Williams has cleared the concussion protocol after being injured against the Eagles and was a full participant.

Others who were unable to practice included safety Darnell Savage (left ankle) and tight end Robert Tonyan (hip). Also out was cornerback Tony Brown, who suffered a hamstring injury against the Eagles.

Third-and-long woes

The NFC North-leading Packers are 27th in the league in overall third-down conversions, making just 30.5% of those tries. The only teams worse on third down are Cleveland (2-3), Pittsburgh (1-4), Miami (0-4), the New York Jets (0-4) and Washington (0-5).
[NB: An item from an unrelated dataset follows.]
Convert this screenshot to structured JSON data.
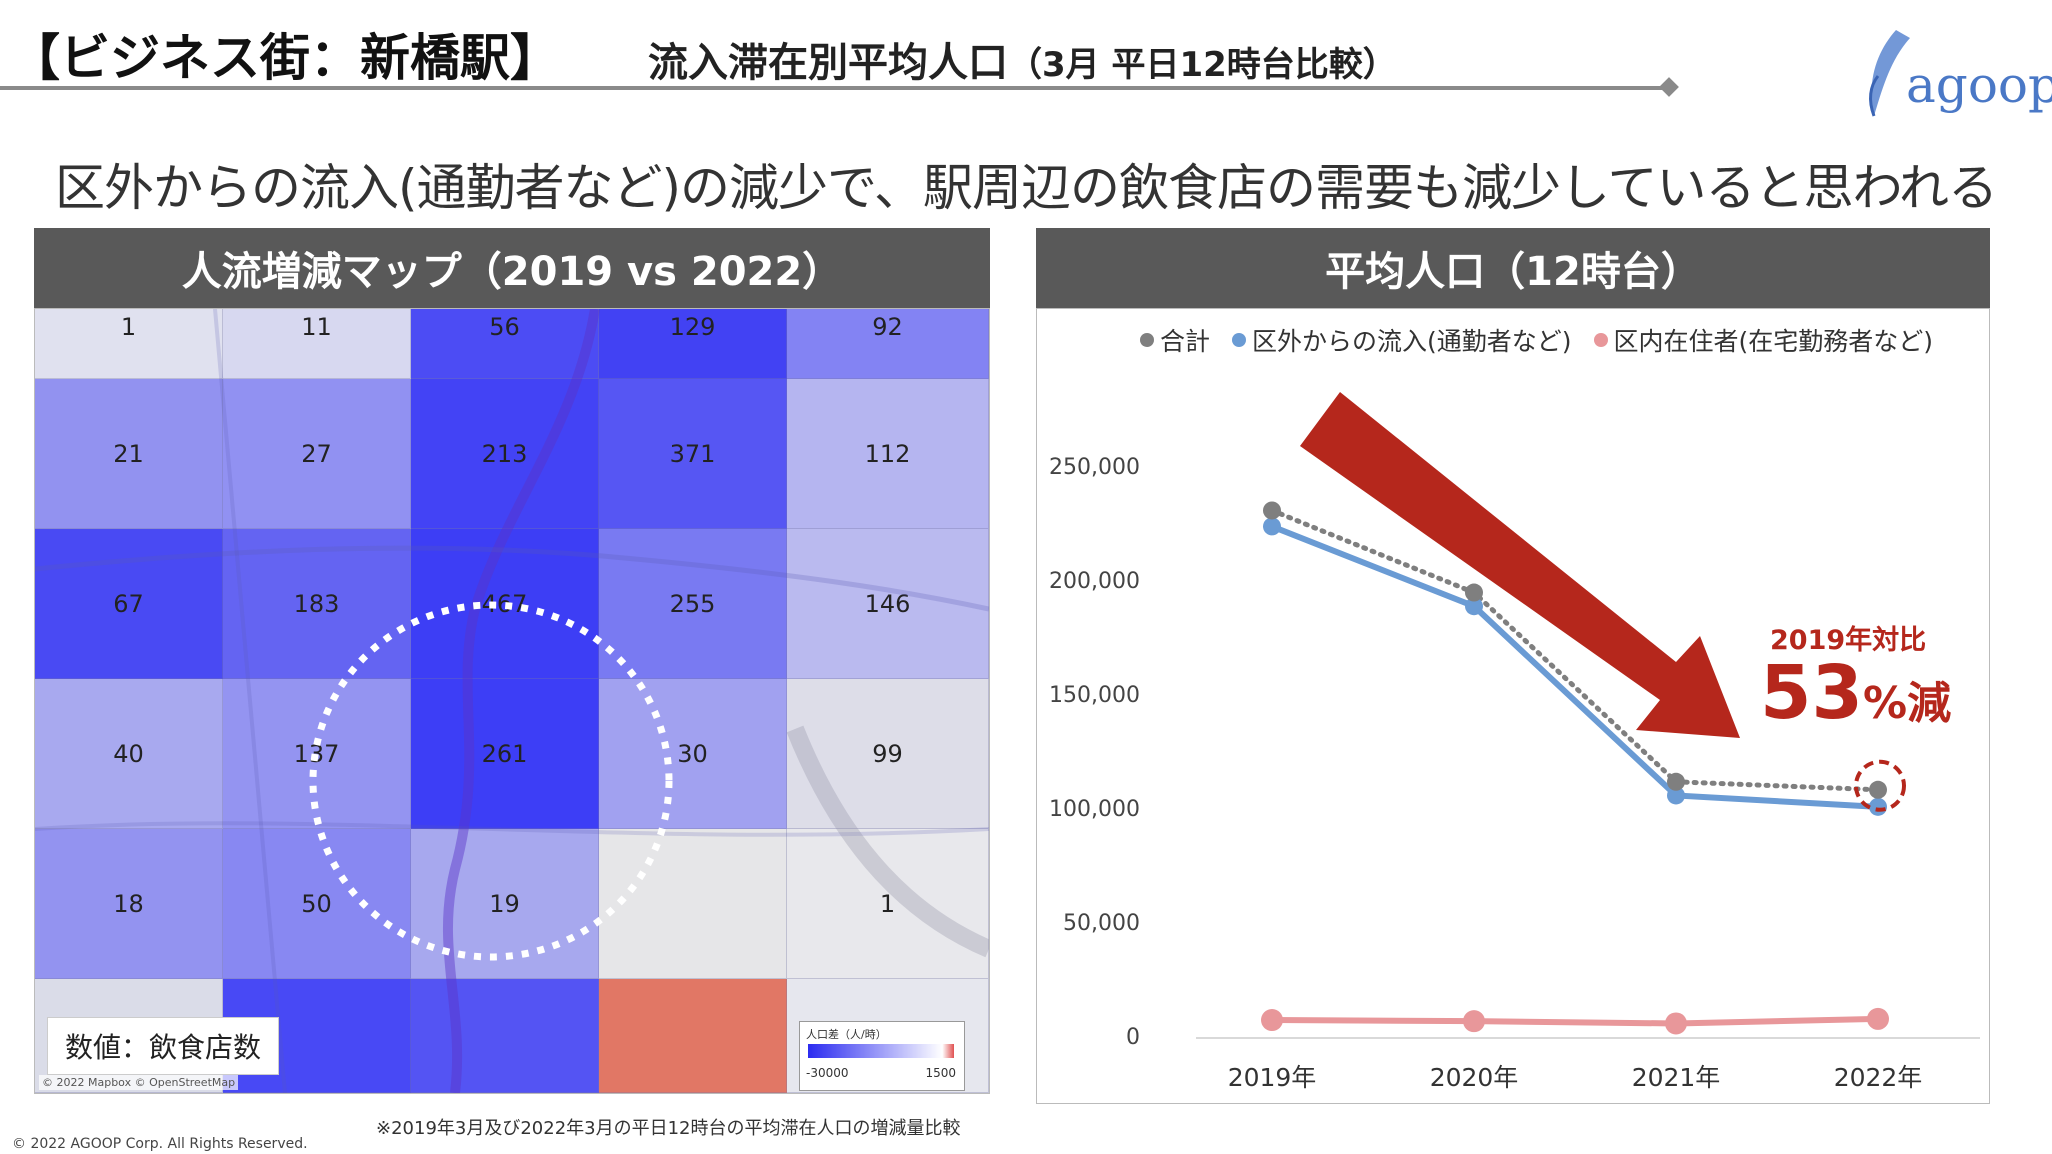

The Packers consider the edge of a manageable third-down distance at six yards. From third-and-7 and longer the club has run 35 plays and has converted a first down seven times (20%).

LaFleur acknowledged some negative run plays have helped contribute to longer third-down conversion attempts, but usually the culprit is a penalty. Fourteen times the Packers have been flagged to push them back beyond the third-and-manageable range.

"Well, if I knew right now we wouldn't be in those situations,” LaFleur joked when asked if he had an answer for those issues. “But, no, there's things that we can do from a coaching perspective, from a play-calling perspective that need to be better. But also, we've got to make sure we're not getting penalties. And then there were a couple negative runs that really set us back. It's just being mindful of what we're asking our guys to do on first down so we don't get into those get-back-on-track situations."

And as one would expect, the further away the first down marker the less likely the conversion:

Third-and-7: 4-for-9

Third-and-8: 1-for-2

Third-and-9: n/a

Third-and-10: 1-for-8

Third-and-11-15: 1-for-8

Third-and-16-plus: 0-for-8

What’s interesting is that on the Packers’ 14 touchdown drives they tend to avoid third down altogether with high early down efficiency and plays of 10-plus yards.

Not including defensive penalties that led to first downs, the Packers have run 79 plays on those touchdown drives. They have gone 7-for-7 on third down, and only one time did they have to convert anything longer than third-and-6, which was a 26-yard completion on third-and-7 against the Eagles.

And of those 79 plays, 27 have gone for at least 10 yards (34%).

Kicker Mason Crosby has attempted eight field goals, and on those drives the Packers have been faced with 13 third downs. A defensive penalty gave them one first down and the Packers have gone 4-for-12 on the others. Three times they converted with seven or more yards to go.

“Where we need to show the most improvement is getting out of long-yardage situations and getting back on track,” LaFleur said Monday. “Whether we have a negative run or a negative play on first down, or we get a penalty, or we get into those second-and-longs and are then faced with the third-and-longs, it’s tough to convert in this league. So there’s a lot of room for improvement on third downs for us.”